Forming in 1994, it’s obvious that Voluspaa aren’t just some band hoping to cash in on the recent popularity of “battle” metal. This should come as a relief if, like me, you’re a bit folked off with these wannabe warriors who think waving a plastic sword at a gig makes you a bona fide Viking. There’s no gimmickry here kids; Voluspaa rely on the music, and music alone to do the talking and vociferously so. While having released four demos over the years, Asa appears to be the first full length and also appears to be the work of one mister Freddy Skogstad, though the list of session musicians both for this album and the live set-up is quite extensive.

The booklet gives a nice insight into what the music is all about, with some serene artwork of lakes and woodlands and for those who are interested you’ll find commentary on each of the songs.
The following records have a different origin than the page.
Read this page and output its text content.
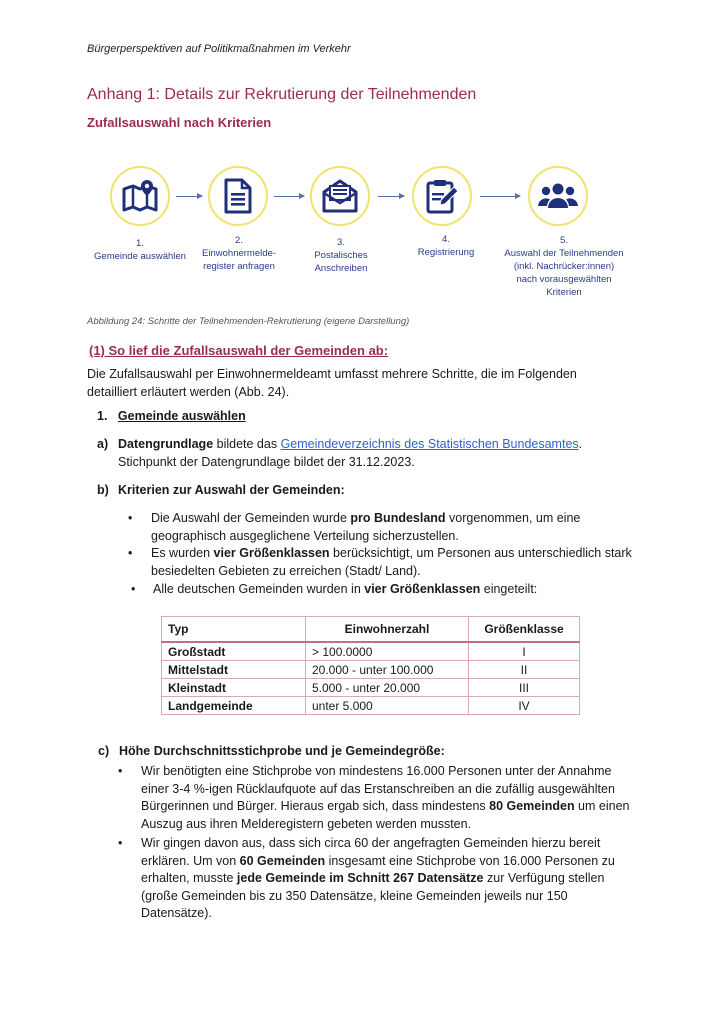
Bürgerperspektiven auf Politikmaßnahmen im Verkehr
Anhang 1: Details zur Rekrutierung der Teilnehmenden
Zufallsauswahl nach Kriterien
1.
Gemeinde auswählen
2.
Einwohnermelde-
register anfragen
3.
Postalisches
Anschreiben
4.
Registrierung
5.
Auswahl der Teilnehmenden
(inkl. Nachrücker:innen)
nach vorausgewählten
Kriterien
Abbildung 24: Schritte der Teilnehmenden-Rekrutierung (eigene Darstellung)
(1) So lief die Zufallsauswahl der Gemeinden ab:
Die Zufallsauswahl per Einwohnermeldeamt umfasst mehrere Schritte, die im Folgenden
detailliert erläutert werden (Abb. 24).
1. Gemeinde auswählen
a) Datengrundlage bildete das Gemeindeverzeichnis des Statistischen Bundesamtes.
Stichpunkt der Datengrundlage bildet der 31.12.2023.
b) Kriterien zur Auswahl der Gemeinden:
• Die Auswahl der Gemeinden wurde pro Bundesland vorgenommen, um eine
geographisch ausgeglichene Verteilung sicherzustellen.
• Es wurden vier Größenklassen berücksichtigt, um Personen aus unterschiedlich stark
besiedelten Gebieten zu erreichen (Stadt/ Land).
• Alle deutschen Gemeinden wurden in vier Größenklassen eingeteilt:
Typ	Einwohnerzahl	Größenklasse
Großstadt	> 100.0000	I
Mittelstadt	20.000 - unter 100.000	II
Kleinstadt	5.000 - unter 20.000	III
Landgemeinde	unter 5.000	IV
c) Höhe Durchschnittsstichprobe und je Gemeindegröße:
• Wir benötigten eine Stichprobe von mindestens 16.000 Personen unter der Annahme
einer 3-4 %-igen Rücklaufquote auf das Erstanschreiben an die zufällig ausgewählten
Bürgerinnen und Bürger. Hieraus ergab sich, dass mindestens 80 Gemeinden um einen
Auszug aus ihren Melderegistern gebeten werden mussten.
• Wir gingen davon aus, dass sich circa 60 der angefragten Gemeinden hierzu bereit
erklären. Um von 60 Gemeinden insgesamt eine Stichprobe von 16.000 Personen zu
erhalten, musste jede Gemeinde im Schnitt 267 Datensätze zur Verfügung stellen
(große Gemeinden bis zu 350 Datensätze, kleine Gemeinden jeweils nur 150
Datensätze).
The artwork really suits the music well, which has a Paganic feel throughout and always seems very close to nature. ‘Av Sin Klokskap’ brings us in with a gentle breeze, swaying us into the track proper as it picks up into a truly ferocious blackened storm that really batters the sails and roughens the seas before returning to a state of calm. I’m often reminded of Falkenbach, especially in the vocals which in parts are really rich and sonorous; the clean, majestic tones contrasting the more blackened sections nicely. ‘Reis Deg Min Herre’ is a good example of this, the resonant ‘hey-ho’ chants swaying melodically, backing up the main vocal lines and really beefing things up. There’s a nice flow to this one and again the vocals suit the music, soaring high above without sacrificing power and working against the ravaging rasps; forget your cheesy, jovial sing-song vocals you won’t find them here!

‘Djupet’ has an intriguing flute section that lends a certain creepiness to the mix, while the repetition of guitars builds a genuine air of foreboding; this carries through into ‘En Hymne Til Våre Udødelige Forfedre’ which also has a dark sense of urgency about it. I love this track; there’s a mesmerising melody that flows through, and almost a magickal feel as the flutes and the female vocals dance around in the mix luring you under its spell. The female vocals sound most exotic and beguiling particularly here and on ‘Ei Folkevise,’ while they work well on ‘Reis Deg Min Herre’ as they mournfully seep into the calm, acoustic passage that interjects the main melody before picking up pace again. There’s definitely a strong black metal backbone to the album which will please fans of Falkenbach and perhaps Moonsorrow, especially on tracks like ‘Vandring’ with its harsh guitars and rasped vocals, although on the whole the album is full of variation and colour. Recommended.